How does this type of loop work: `for (; x++;);`

Question

How does this type of loop work and why is it printing x=1; instead x=3 ?

#include <stdio.h>
#include <stdlib.h>

int main() {
    char x = 2;
    for (; x++;);
    printf("x=%d", x);
}

Answer 1

for(;x++;);

This is a loop with no body.
It will stop when x++ evaluates to False (0).
Because x starts at 2, and has type char, it will (most likely) increment to +127, then wrap around to -128, then increment to up to 0, when the loop finally ends.

(As the commenters point out, wrap-around on signed types is not part of the spec, and is technically implementation-defined behavior. But most common implementations do wrap around in a predictable fashion.)

When the loop is finally done, the value of x is 1, due to the post-increment, and the value will be printed out.

The final output will be: x=1

Answer 2

After Int is corrected to int, the loop for(;x++;); will execute the null statement ; until x++ evaluates as false (zero).

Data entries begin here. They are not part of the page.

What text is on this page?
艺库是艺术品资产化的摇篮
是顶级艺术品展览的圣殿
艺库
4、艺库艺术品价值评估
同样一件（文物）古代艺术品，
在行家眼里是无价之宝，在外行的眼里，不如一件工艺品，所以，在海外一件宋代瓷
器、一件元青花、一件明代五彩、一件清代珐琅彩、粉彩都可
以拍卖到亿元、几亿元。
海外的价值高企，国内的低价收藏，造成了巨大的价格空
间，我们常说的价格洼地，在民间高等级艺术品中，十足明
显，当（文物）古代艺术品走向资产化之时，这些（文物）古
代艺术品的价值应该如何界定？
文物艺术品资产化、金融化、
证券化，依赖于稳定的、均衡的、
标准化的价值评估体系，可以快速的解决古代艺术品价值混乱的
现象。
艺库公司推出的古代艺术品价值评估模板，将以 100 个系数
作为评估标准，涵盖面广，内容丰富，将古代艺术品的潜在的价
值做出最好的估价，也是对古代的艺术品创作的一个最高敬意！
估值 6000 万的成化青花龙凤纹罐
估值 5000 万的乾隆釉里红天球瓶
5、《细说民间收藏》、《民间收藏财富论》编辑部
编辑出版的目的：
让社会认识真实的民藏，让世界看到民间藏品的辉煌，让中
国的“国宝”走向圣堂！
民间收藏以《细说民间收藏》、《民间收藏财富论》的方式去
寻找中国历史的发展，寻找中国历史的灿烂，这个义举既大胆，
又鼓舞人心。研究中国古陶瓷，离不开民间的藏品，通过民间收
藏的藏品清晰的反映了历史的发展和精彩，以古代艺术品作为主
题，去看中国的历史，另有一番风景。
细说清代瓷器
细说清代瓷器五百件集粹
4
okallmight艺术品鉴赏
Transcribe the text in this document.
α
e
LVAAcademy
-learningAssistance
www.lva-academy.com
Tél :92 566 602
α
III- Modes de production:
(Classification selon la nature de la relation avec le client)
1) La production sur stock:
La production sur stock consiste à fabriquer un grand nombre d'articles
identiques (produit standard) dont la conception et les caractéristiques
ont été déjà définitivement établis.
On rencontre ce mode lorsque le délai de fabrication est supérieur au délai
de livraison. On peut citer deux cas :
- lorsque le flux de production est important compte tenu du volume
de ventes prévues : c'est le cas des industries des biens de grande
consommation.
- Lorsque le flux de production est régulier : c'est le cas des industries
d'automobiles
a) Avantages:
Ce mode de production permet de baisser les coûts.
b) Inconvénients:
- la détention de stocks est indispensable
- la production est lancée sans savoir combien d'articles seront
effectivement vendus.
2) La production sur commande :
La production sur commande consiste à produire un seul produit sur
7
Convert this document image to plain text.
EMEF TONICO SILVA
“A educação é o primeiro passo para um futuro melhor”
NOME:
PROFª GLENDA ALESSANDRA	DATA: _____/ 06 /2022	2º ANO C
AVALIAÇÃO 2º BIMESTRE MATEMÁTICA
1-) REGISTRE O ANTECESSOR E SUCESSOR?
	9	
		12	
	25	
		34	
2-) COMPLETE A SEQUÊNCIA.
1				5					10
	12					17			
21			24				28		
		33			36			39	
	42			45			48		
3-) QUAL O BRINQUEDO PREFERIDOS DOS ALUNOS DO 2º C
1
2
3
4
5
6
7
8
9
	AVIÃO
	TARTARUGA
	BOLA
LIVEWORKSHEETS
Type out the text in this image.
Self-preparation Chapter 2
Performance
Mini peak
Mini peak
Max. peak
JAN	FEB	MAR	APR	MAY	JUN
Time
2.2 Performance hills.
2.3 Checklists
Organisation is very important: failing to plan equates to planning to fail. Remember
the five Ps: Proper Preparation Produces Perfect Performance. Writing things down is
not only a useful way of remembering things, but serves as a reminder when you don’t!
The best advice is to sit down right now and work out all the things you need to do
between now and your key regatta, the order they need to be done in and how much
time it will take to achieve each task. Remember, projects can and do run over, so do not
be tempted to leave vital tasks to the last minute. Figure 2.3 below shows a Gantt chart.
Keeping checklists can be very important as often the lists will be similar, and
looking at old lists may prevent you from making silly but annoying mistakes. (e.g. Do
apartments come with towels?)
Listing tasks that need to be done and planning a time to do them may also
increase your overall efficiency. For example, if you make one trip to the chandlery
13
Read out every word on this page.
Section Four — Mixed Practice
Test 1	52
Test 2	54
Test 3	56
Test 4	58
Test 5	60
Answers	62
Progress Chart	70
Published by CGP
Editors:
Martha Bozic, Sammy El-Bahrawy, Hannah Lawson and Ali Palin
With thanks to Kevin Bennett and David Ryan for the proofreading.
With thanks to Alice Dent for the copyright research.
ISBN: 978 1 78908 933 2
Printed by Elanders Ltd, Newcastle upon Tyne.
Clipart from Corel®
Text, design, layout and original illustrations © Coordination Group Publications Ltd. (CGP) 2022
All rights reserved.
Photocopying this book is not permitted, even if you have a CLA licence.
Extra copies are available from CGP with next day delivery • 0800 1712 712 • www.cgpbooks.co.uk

Since x starts at two, it is incremented to three, then four, and so on. This continues until x reaches the maximum value of a char. Then adding one yields a value that char cannot represent.¹ This number is then converted to char for storing in x.

If char is unsigned, this conversion wraps to zero, so zero is stored in x. If char is signed, the result of the conversion is implementation-defined (or a signal is raised). A typical result is to wrap to the minimum char value, commonly −128. In this case, the loop then proceeds to increment x through −127, −126, and so on, until it reaches zero.

Thus, in either of the common cases above, x eventually reaches zero. Then the next evaluation of x++ increments x to one and evaluates to zero. Then the loop exits, and printf("x=%d",x); prints “x=1”.

Other behaviors are possible. For example, a C implementation could define the conversion of an out-of-range value to char to produce 127, and then the loop would not terminate. (Interestingly, though, the rule in C 2018 6.8.5 6 allows a compiler to assume the loop terminates, even though actually executing it would not.)

Footnote

¹ The arithmetic is done in the int type, so it does not overflow (except in hypothetical bizarre C implementations where char is the same width as int). In specifying the postfix ++ operator, C 2018 6.5.2.4 2 refers to the additive and assignment operators, which promote char operands to int.

Answer 3

This code relies on overflow behaviour, and I think with signed types (which char possibly can be) this is undefined behaviour.

But if it isn't, the following works:

char x=2;

x gets assigned 2.

for(;x++;);

This is a loop with an empty method body and its break condition x++. You could as well write while (x++);.

It loops, doing nothing but incrementing x, until x evaluates "false" (0) before incrementing:

• It gets the value (2) and increments. This value is != 0, so repeat.
• It gets the value (3) and increments. This value is != 0, so repeat.
• It gets the value (4) and increments. This value is != 0, so repeat.
• ...
• It gets the value (127) and increments. This value is != 0, so repeat.
• It gets the value (128 if unsigned, -128 if signed AND the overflow behaviour is "two-s complement") and increments. This value is != 0, so repeat.
• It gets the value (255 if unsigned, -1 if signed) and increments. This value is != 0, so repeat.
• It gets the value (0) and increments. The value is == 0, so break the loop.

That last increment makes x have the value 1.

Thus,

printf("x=%d",x);

prints x=1.

Answer 4

char uses one byte of memory. So, its range is from -128 to 127.

char x=2;
for(;x++;);

This loop will run for values x = {2, 3, ..., 127, -128, -127, ..., -1, 0}.

As soon as x becomes 0, the condition check will stop the loop but the increment will also take place.

Hence, 0 becomes 1 and hence 1 will be printed.